Haqqani adds that India is strong enough to maintain its grip on Punjab, meaning that, realistically, Pakistan can only hope to ‘bleed’ India, leaving its grander, strategic goals out of reach. But helping Khalistanis to make trouble in India was a lot cheaper and safer than conventional warfare – and it wasn’t empty talk.
In fact, according to Jagjit Chauhan, Bhutto offered him Pakistan as a base for his Khalistan campaign. Speaking to India Today in 1993, Chauhan said Bhutto had urged him twenty years earlier to set up shop on holy ground for the Sikhs inside Pakistan, at Nankana Sahib, birthplace of the first Sikh guru, Guru Nanak.
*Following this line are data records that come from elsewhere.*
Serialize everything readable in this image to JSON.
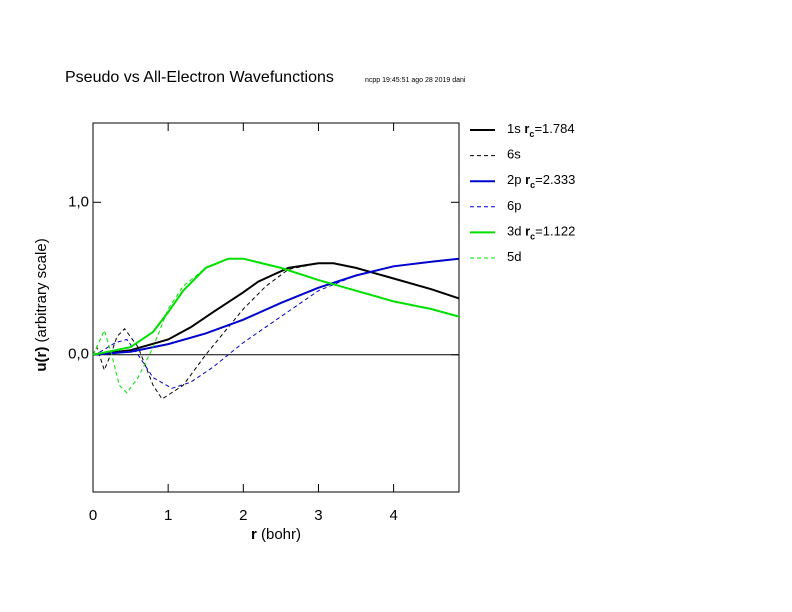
{
  "chart_data": {
    "type": "line",
    "title": "Pseudo vs All-Electron Wavefunctions",
    "subtitle": "ncpp 19:45:51 ago 28 2019 dani",
    "x_label": {
      "bold": "r",
      "rest": "(bohr)"
    },
    "y_label": {
      "bold": "u(r)",
      "rest": "(arbitrary scale)"
    },
    "xlim": [
      0,
      4.87
    ],
    "ylim": [
      -0.9,
      1.52
    ],
    "xticks": [
      0,
      1,
      2,
      3,
      4
    ],
    "yticks": [
      {
        "value": 0,
        "label": "0,0"
      },
      {
        "value": 1,
        "label": "1,0"
      }
    ],
    "zero_line": true,
    "series": [
      {
        "name": "1s",
        "rc_symbol": "r",
        "rc_subscript": "c",
        "rc_text": "=1.784",
        "color": "#000000",
        "dash": false,
        "x": [
          0,
          0.5,
          1,
          1.3,
          1.6,
          2,
          2.2,
          2.6,
          3,
          3.2,
          3.5,
          4,
          4.5,
          4.87
        ],
        "values": [
          0,
          0.03,
          0.1,
          0.18,
          0.28,
          0.41,
          0.48,
          0.57,
          0.6,
          0.6,
          0.57,
          0.5,
          0.43,
          0.37
        ]
      },
      {
        "name": "6s",
        "color": "#000000",
        "dash": true,
        "x": [
          0,
          0.05,
          0.15,
          0.25,
          0.32,
          0.42,
          0.6,
          0.8,
          0.92,
          1.2,
          1.5,
          2,
          2.3,
          2.6,
          3,
          3.2,
          3.5,
          4,
          4.5,
          4.87
        ],
        "values": [
          0,
          0.05,
          -0.1,
          0.02,
          0.12,
          0.17,
          0.05,
          -0.2,
          -0.29,
          -0.2,
          0.0,
          0.3,
          0.45,
          0.56,
          0.6,
          0.6,
          0.57,
          0.5,
          0.43,
          0.37
        ]
      },
      {
        "name": "2p",
        "rc_symbol": "r",
        "rc_subscript": "c",
        "rc_text": "=2.333",
        "color": "#0000cc",
        "dash": false,
        "x": [
          0,
          0.5,
          1,
          1.5,
          2,
          2.5,
          3,
          3.5,
          4,
          4.5,
          4.87
        ],
        "values": [
          0,
          0.02,
          0.07,
          0.14,
          0.23,
          0.34,
          0.44,
          0.52,
          0.58,
          0.61,
          0.63
        ]
      },
      {
        "name": "6p",
        "color": "#0000cc",
        "dash": true,
        "x": [
          0,
          0.1,
          0.3,
          0.45,
          0.6,
          0.8,
          1.05,
          1.3,
          1.6,
          2,
          2.5,
          3,
          3.5,
          4,
          4.5,
          4.87
        ],
        "values": [
          0,
          0.02,
          0.08,
          0.1,
          0.0,
          -0.15,
          -0.22,
          -0.18,
          -0.08,
          0.08,
          0.25,
          0.42,
          0.52,
          0.58,
          0.61,
          0.63
        ]
      },
      {
        "name": "3d",
        "rc_symbol": "r",
        "rc_subscript": "c",
        "rc_text": "=1.122",
        "color": "#00e000",
        "dash": false,
        "x": [
          0,
          0.5,
          0.8,
          1,
          1.2,
          1.5,
          1.8,
          2,
          2.5,
          3,
          3.5,
          4,
          4.5,
          4.87
        ],
        "values": [
          0,
          0.05,
          0.15,
          0.28,
          0.42,
          0.57,
          0.63,
          0.63,
          0.57,
          0.49,
          0.42,
          0.35,
          0.3,
          0.25
        ]
      },
      {
        "name": "5d",
        "color": "#00e000",
        "dash": true,
        "x": [
          0,
          0.05,
          0.15,
          0.25,
          0.35,
          0.45,
          0.6,
          0.8,
          1,
          1.2,
          1.5,
          1.8,
          2,
          2.5,
          3,
          3.5,
          4,
          4.5,
          4.87
        ],
        "values": [
          0,
          0.05,
          0.16,
          0.0,
          -0.2,
          -0.25,
          -0.15,
          0.05,
          0.3,
          0.45,
          0.57,
          0.63,
          0.63,
          0.57,
          0.49,
          0.42,
          0.35,
          0.3,
          0.25
        ]
      }
    ]
  }
}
Chauhan emphasized that the Pakistani offer was not out of brotherly love for the Sikhs – quite the reverse:
They didn’t care about Khalistan or about the Sikhs. They were cynically exploiting the Sikhs. This was something I’d been told by Pakistanis themselves. … Zulfikar Ali Bhutto, who was rebuilding Pakistan after the 1971 war, invited me to meet him in New York … I remember meeting his delegation in a hotel room. They said, ‘Sardarji, you have the keys to Nankana Sahib. Come there, we’ll help you and make it the capital of Khalistan. Start the movement from here.’ And why shouldn’t he have done it? He wanted revenge for Bangladesh.